Glasser Leslie, von Szentpály László
Nanochemistry Research Institute, Department of Applied Chemistry, Curtin University of Technology, GPO Box U1987, Perth, Western Australia 6845, Australia.
J Am Chem Soc. 2006 Sep 20;128(37):12314-21. doi: 10.1021/ja063812p.
Classical procedures to calculate ion-based lattice potential energies (U(POT)) assume formal integral charges on the structural units; consequently, poor results are anticipated when significant covalency is present. To generalize the procedures beyond strictly ionic solids, a method is needed for calculating (i) physically reasonable partial charges, delta, and (ii) well-defined and consistent asymptotic reference energies corresponding to the separated structural components. The problem is here treated for groups 1 and 11 monohalides and monohydrides, and for the alkali metal elements (with their metallic bonds), by using the valence-state atoms-in-molecules (VSAM) model of von Szentpály et al. (J. Phys. Chem. A 2001, 105, 9467). In this model, the Born-Haber-Fajans reference energy, U(POT), of free ions, M(+) and Y(-), is replaced by the energy of charged dissociation products, M(delta)(+) and Y(delta)(-), of equalized electronegativity. The partial atomic charge is obtained via the iso-electronegativity principle, and the asymptotic energy reference of separated free ions is lowered by the "ion demotion energy", IDE = -(1)/(2)(1 - delta(VS))(I(VS,M) - A(VS,Y)), where delta(VS) is the valence-state partial charge and (I(VS,M) - A(VS,Y)) is the difference between the valence-state ionization potential and electron affinity of the M and Y atoms producing the charged species.

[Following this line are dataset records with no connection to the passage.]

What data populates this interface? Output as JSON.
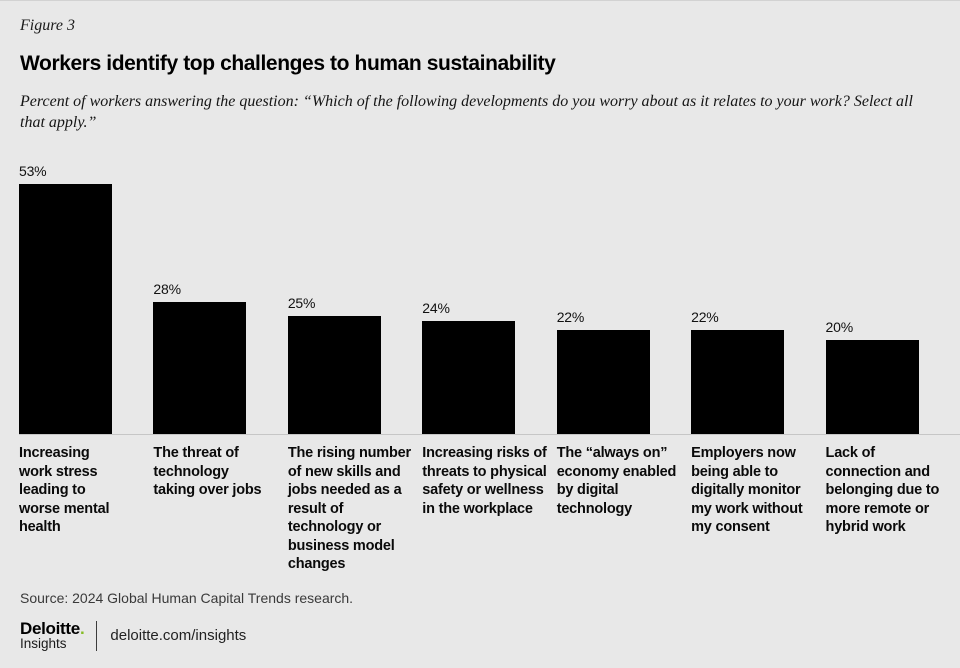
{
  "figure_label": "Figure 3",
  "title": "Workers identify top challenges to human sustainability",
  "subtitle": "Percent of workers answering the question: “Which of the following developments do you worry about as it relates to your work? Select all that apply.”",
  "source": "Source: 2024 Global Human Capital Trends research.",
  "footer": {
    "brand": "Deloitte",
    "brand_dot": ".",
    "brand_sub": "Insights",
    "url": "deloitte.com/insights"
  },
  "colors": {
    "background": "#e8e8e8",
    "bar": "#000000",
    "deloitte_green": "#86bc25",
    "axis_line": "#c6c6c6"
  },
  "chart_data": {
    "type": "bar",
    "title": "Workers identify top challenges to human sustainability",
    "categories": [
      "Increasing work stress leading to worse mental health",
      "The threat of technology taking over jobs",
      "The rising number of new skills and jobs needed as a result of technology or business model changes",
      "Increasing risks of threats to physical safety or wellness in the workplace",
      "The “always on” economy enabled by digital technology",
      "Employers now being able to digitally monitor my work without my consent",
      "Lack of connection and belonging due to more remote or hybrid work"
    ],
    "categories_display": [
      "Increasing\nwork stress\nleading to\nworse mental\nhealth",
      "The threat of\ntechnology\ntaking over jobs",
      "The rising number\nof new skills and\njobs needed as a\nresult of\ntechnology or\nbusiness model\nchanges",
      "Increasing risks of\nthreats to physical\nsafety or wellness\nin the workplace",
      "The “always on”\neconomy enabled\nby digital\ntechnology",
      "Employers now\nbeing able to\ndigitally monitor\nmy work without\nmy consent",
      "Lack of\nconnection and\nbelonging due to\nmore remote or\nhybrid work"
    ],
    "values": [
      53,
      28,
      25,
      24,
      22,
      22,
      20
    ],
    "value_suffix": "%",
    "ylim": [
      0,
      53
    ],
    "grid": false,
    "legend": false,
    "bar_color": "#000000",
    "value_label_position": "above-bar-left"
  }
}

A very close linear relation (R = 0.994) is found between the molecular valence-state dissociation energy, D(VS), of the VSAM model, and our valence-state-based lattice potential energy, U(VS) = U(POT) - (1)/(2)(1 - delta(VS))(I(VS,M) - A(VS,Y)) = 1.230D(VS) + 86.4 kJ mol(-)(1). Predictions are given for the lattice energy of AuF, the coinage metal monohydrides, and the molecular dissociation energy, D(e), of AuI. The coinage metals (Cu, Ag, and Au) do not fit into this linear regression because d orbitals are strongly involved in their metallic bonding, while s orbitals dominate their homonuclear molecular bonding.
计算基于离子的晶格势能(U(POT))的传统方法假定结构单元上存在形式上的整数电荷;因此,当存在显著的共价性时,预计会得到较差的结果。为了将这些方法推广到严格意义上的离子固体之外,需要一种方法来计算:(i)物理上合理的部分电荷δ,以及(ii)与分离的结构组分相对应的明确且一致的渐近参考能量。本文利用冯·森特帕利等人(《物理化学杂志A》2001年,第105卷,9467页)的价态分子中原子(VSAM)模型,对第1族和第11族的一卤化物和一氢化物以及碱金属元素(及其金属键)的这个问题进行了处理。在这个模型中,自由离子M(+)和Y(-)的玻恩-哈伯-法扬斯参考能量U(POT)被电负性均衡后的带电解离产物M(δ)(+)和Y(δ)(-)的能量所取代。部分原子电荷通过等电负性原理获得,分离的自由离子的渐近能量参考因“离子降级能量”IDE = - (1)/(2)(1 - δ(VS))(I(VS,M) - A(VS,Y))而降低,其中δ(VS)是价态部分电荷,(I(VS,M) - A(VS,Y))是产生带电物种的M和Y原子的价态电离势与电子亲和能之差。发现VSAM模型的分子价态解离能D(VS)与我们基于价态的晶格势能U(VS) = U(POT) - (1)/(2)(1 - δ(VS))(I(VS,M) - A(VS,Y)) = 1.230D(VS) + 86.4 kJ mol(-)(1)之间存在非常紧密的线性关系(R = 0.994)。给出了对AuF的晶格能、造币金属一氢化物以及AuI的分子解离能D(e)的预测。造币金属(Cu、Ag和Au)不适合这种线性回归,因为d轨道在它们的金属键中起强烈作用,而s轨道在它们的同核分子键中占主导。